If you’re still not convinced, we’ll go on about all you need to know about stereo amplifiers. The primary task of a stereo amplifier is to magnify the electrical currents, that produces the sounds from the stereo. A lot of decks and motorcycle speaker systems have amplifiers built into them, improving the sound of your music even better than its original state. Unfortunately, most default amplifiers generally lack the power to produce high-quality sound signals to premium speakers; so, you need a dedicated amplifier to up the sound.
It’s also noteworthy that you’ll need one channel for each speaker on your bike. For instance, let’s assume you have a sum of four speakers installed on your motorcycle; it means that you would need an amplifier with at least four channels.

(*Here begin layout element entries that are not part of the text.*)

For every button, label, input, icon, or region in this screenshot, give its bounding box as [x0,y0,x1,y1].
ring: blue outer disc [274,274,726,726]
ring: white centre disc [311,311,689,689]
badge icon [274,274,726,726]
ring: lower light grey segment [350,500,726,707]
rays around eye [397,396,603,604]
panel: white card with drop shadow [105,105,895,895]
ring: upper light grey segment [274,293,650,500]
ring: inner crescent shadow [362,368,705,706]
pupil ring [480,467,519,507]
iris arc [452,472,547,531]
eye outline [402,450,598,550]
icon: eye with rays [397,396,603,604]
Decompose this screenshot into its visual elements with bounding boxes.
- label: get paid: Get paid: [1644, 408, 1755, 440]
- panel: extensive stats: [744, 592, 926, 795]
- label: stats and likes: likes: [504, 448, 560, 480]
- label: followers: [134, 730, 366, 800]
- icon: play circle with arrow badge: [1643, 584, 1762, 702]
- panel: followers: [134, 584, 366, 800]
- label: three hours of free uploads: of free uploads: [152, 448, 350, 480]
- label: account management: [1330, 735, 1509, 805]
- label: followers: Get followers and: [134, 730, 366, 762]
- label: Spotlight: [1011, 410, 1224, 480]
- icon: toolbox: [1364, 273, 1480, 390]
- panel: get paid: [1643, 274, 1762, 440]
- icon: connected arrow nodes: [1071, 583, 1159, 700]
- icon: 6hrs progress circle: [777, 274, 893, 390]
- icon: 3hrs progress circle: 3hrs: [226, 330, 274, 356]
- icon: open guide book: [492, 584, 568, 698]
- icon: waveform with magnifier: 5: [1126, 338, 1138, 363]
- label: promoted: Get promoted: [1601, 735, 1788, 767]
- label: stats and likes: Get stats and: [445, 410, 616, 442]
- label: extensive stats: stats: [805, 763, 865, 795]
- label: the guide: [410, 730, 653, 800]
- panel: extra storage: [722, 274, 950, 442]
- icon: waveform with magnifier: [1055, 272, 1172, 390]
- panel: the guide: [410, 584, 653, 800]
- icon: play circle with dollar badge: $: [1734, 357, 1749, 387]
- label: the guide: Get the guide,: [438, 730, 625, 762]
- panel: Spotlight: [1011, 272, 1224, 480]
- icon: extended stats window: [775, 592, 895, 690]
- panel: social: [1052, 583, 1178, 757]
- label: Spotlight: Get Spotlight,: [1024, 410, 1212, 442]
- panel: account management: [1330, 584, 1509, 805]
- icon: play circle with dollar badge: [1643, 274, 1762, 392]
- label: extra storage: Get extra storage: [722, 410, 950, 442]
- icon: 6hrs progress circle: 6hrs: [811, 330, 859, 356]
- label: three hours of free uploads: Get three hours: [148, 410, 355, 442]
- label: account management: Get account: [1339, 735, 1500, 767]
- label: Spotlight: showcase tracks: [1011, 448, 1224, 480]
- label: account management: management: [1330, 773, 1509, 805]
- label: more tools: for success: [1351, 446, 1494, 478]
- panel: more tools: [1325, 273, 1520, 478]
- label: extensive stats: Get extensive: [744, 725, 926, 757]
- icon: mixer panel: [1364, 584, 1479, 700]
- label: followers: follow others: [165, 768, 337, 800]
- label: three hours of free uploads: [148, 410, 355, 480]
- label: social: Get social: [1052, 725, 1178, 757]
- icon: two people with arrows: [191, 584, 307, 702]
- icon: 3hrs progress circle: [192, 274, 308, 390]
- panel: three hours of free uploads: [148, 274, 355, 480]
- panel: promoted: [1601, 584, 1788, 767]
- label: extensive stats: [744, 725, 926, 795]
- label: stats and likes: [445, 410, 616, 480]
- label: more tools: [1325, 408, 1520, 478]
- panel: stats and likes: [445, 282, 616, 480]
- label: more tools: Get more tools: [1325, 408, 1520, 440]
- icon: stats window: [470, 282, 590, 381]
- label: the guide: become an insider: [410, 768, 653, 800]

RMS and Peak Power Amplifiers
In essence, you’ll get to make a decision when choosing a motorcycle amplifier. You will come across terms like “RMS” and “Peak Power” when you go all out you purchase your motorcycle amplifier.
For one, the RMS (or continuous Power) refers to the amount of energy (measured in watts) that an amplifier can produce. The RMS rating on an amplifier should match the evaluation of your speakers. It is also the most critical rating as it directly relates to the quality and volume output. Peak Power, on the other hand, is the wattage amount that an amplifier can only generate for brief periods. Be sure to remember that the Peak Power is always higher than the RMS.
Stereo amplifiers are pretty reliable. Regardless of how small motorcycle amplifiers look like, that perform more than they seem. These bad boys can cram an insane amount of features and accessories designed to make your driving experience memorable.
Let’s begin with their most basic features; motorcycle amplifiers possess bass boost, high and low pass filters, and speaker level inputs. The high and low pass filters make sure your amp is only boosting the frequencies that you desire.
How Much Power Do You Need On Your Bike Amp?
This area is somewhat a minefield because most audio equipment comes with multiple power ratings. To get the best results and adequately utilize the component, it’s best you pay full attention to the motorbike amplifier’s RMS power rating. The rating is an average measure of how much power the amp can put out consistently.
This rating should be an exact match or quite close to that of the entire power requirement of your motorcycle. Indeed, no one size fits all when selecting a bike amp because most bike systems are customized. Regardless of the choice you make, do well to make sure it has just enough power to manage all the necessary components in your stereo system.
You should also do well to buy a specific bike amp because some bike makes the mistake of purchasing a hefty car amplifier whose main job is to boost a couple of handlebar speakers. A mismatched motorcycle amp makes the headlight of your bike quite dimmer. It also causes engine failure. So, purchase an amp that runs specifically for a motorcycle.